The argument between Ryanair and the Government unfolded as the Association of Chief Police Officers revealed that officers from every police force in the UK had been drafted in to help with the investigation into the alleged plot, described by Scotland Yard as of a similar scale to the September 11 attacks.
Airlines remained jittery too: a British passenger aircraft made an emergency landing in southern Italy today after a holidaymaker found a bomb threat scribbled on a sickbag in her seat pocket.
The Boeing 767 jet, operated by Excel, a charter airline, was carrying 269 passengers from Gatwick to Hurghada in Egypt when the captain requested permission to land in Brindisi, according to Italian air traffic controllers. Police searched the aircraft and said the threat was a false alarm.
Michael O’Leary, the Ryanair chief executive, issued his ultimatum this morning saying that the Britain people had to respond to terrorism by living their lives normally.
"The shambles at the London airports has been anything but normal," he said.
"The UK Government successfully led the return to normality of the London Underground within two days of the July 7 terrorist attacks. It is important that they now restore security at the London airports to normality and remove some of these nonsensical, and (from a security perspective) totally ineffective restrictions which were introduced last week.
"If they don’t, and if they allow these restrictions to stay in place, then the Government will have handed the extremists an enormous PR victory."
Among its demands, Ryanair said the hand luggage allowance for passengers leaving British airports should return to the normal IATA dimensions of a small, wheeled case, which is just 20 per cent larger than the current restriction of a "large briefcase" dimension.
"There is no difference in security whatsoever between a large briefcase and a small carry-on wheelie bag", the airline said.
The airline also wants passenger body searches scaled back from the current one in two to the previous one in four, which still allows any suspect passengers to be individually body-searched.
Ryanair also announced today that in order to "get Britain flying again" it was releasing one million seats for sale on more than 100 routes, priced at £25 one way including all taxes and charges.
Paul Charles, director of corporate communications at Virgin Atlantic Airways, said today that Virgin was in discussion with airport operator BAA about possible compensation.
Mr Charles went on: "We are not seeking compensation from the Government, but we think the Government should pay for extra security at airports.

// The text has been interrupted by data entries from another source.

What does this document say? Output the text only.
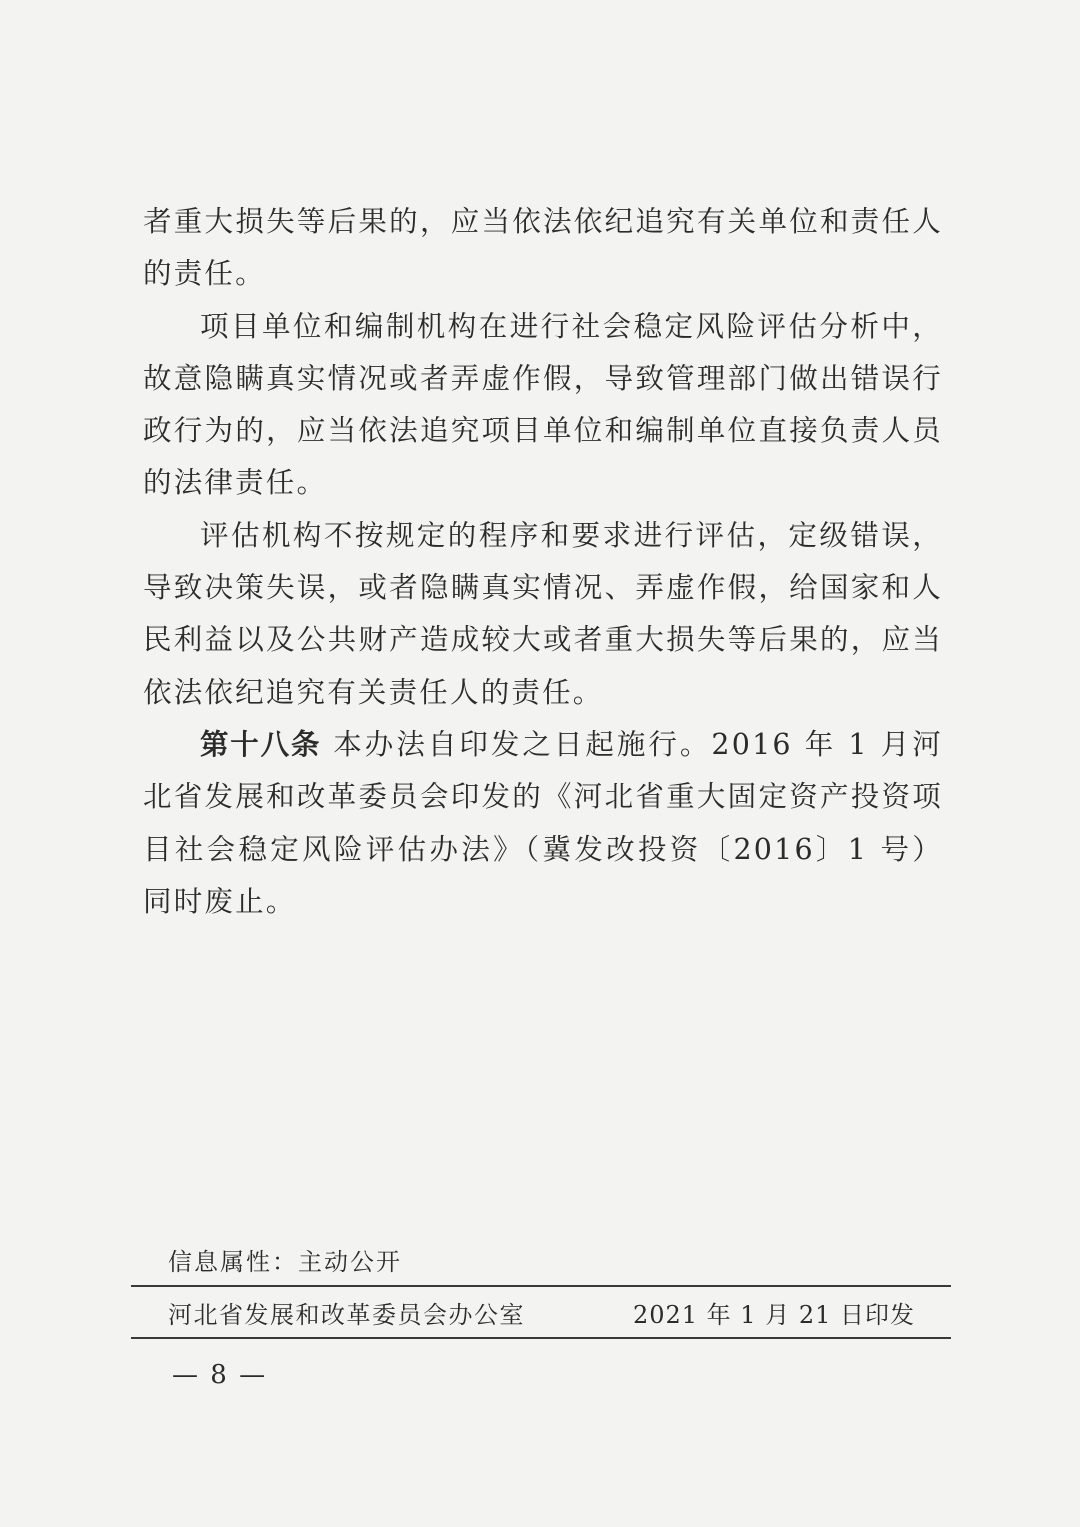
者重大损失等后果的，应当依法依纪追究有关单位和责任人的责任。

项目单位和编制机构在进行社会稳定风险评估分析中，故意隐瞒真实情况或者弄虚作假，导致管理部门做出错误行政行为的，应当依法追究项目单位和编制单位直接负责人员的法律责任。

评估机构不按规定的程序和要求进行评估，定级错误，导致决策失误，或者隐瞒真实情况、弄虚作假，给国家和人民利益以及公共财产造成较大或者重大损失等后果的，应当依法依纪追究有关责任人的责任。

第十八条 本办法自印发之日起施行。2016 年 1 月河北省发展和改革委员会印发的《河北省重大固定资产投资项目社会稳定风险评估办法》（冀发改投资〔2016〕1 号）同时废止。

信息属性：主动公开
河北省发展和改革委员会办公室	2021 年 1 月 21 日印发
— 8 —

"The threat is against the UK, and in the same way that the Government pays British Transport Police to patrol the railways, the Government should pay for airport security."
The British Airline Pilots Association (Balpa) also joined in the row over the security regime, complaining that the emergency measures had prevented pilots from taking necessities such as contact lens solution into their cockpits and risked bringing Britain's airports to a standstill.
"If we don’t learn from the lessons of the past two weeks we shall be in trouble and aviation could grind to a halt for all the wrong reasons," said the chairman of Balpa, Captain Mervyn Granshaw.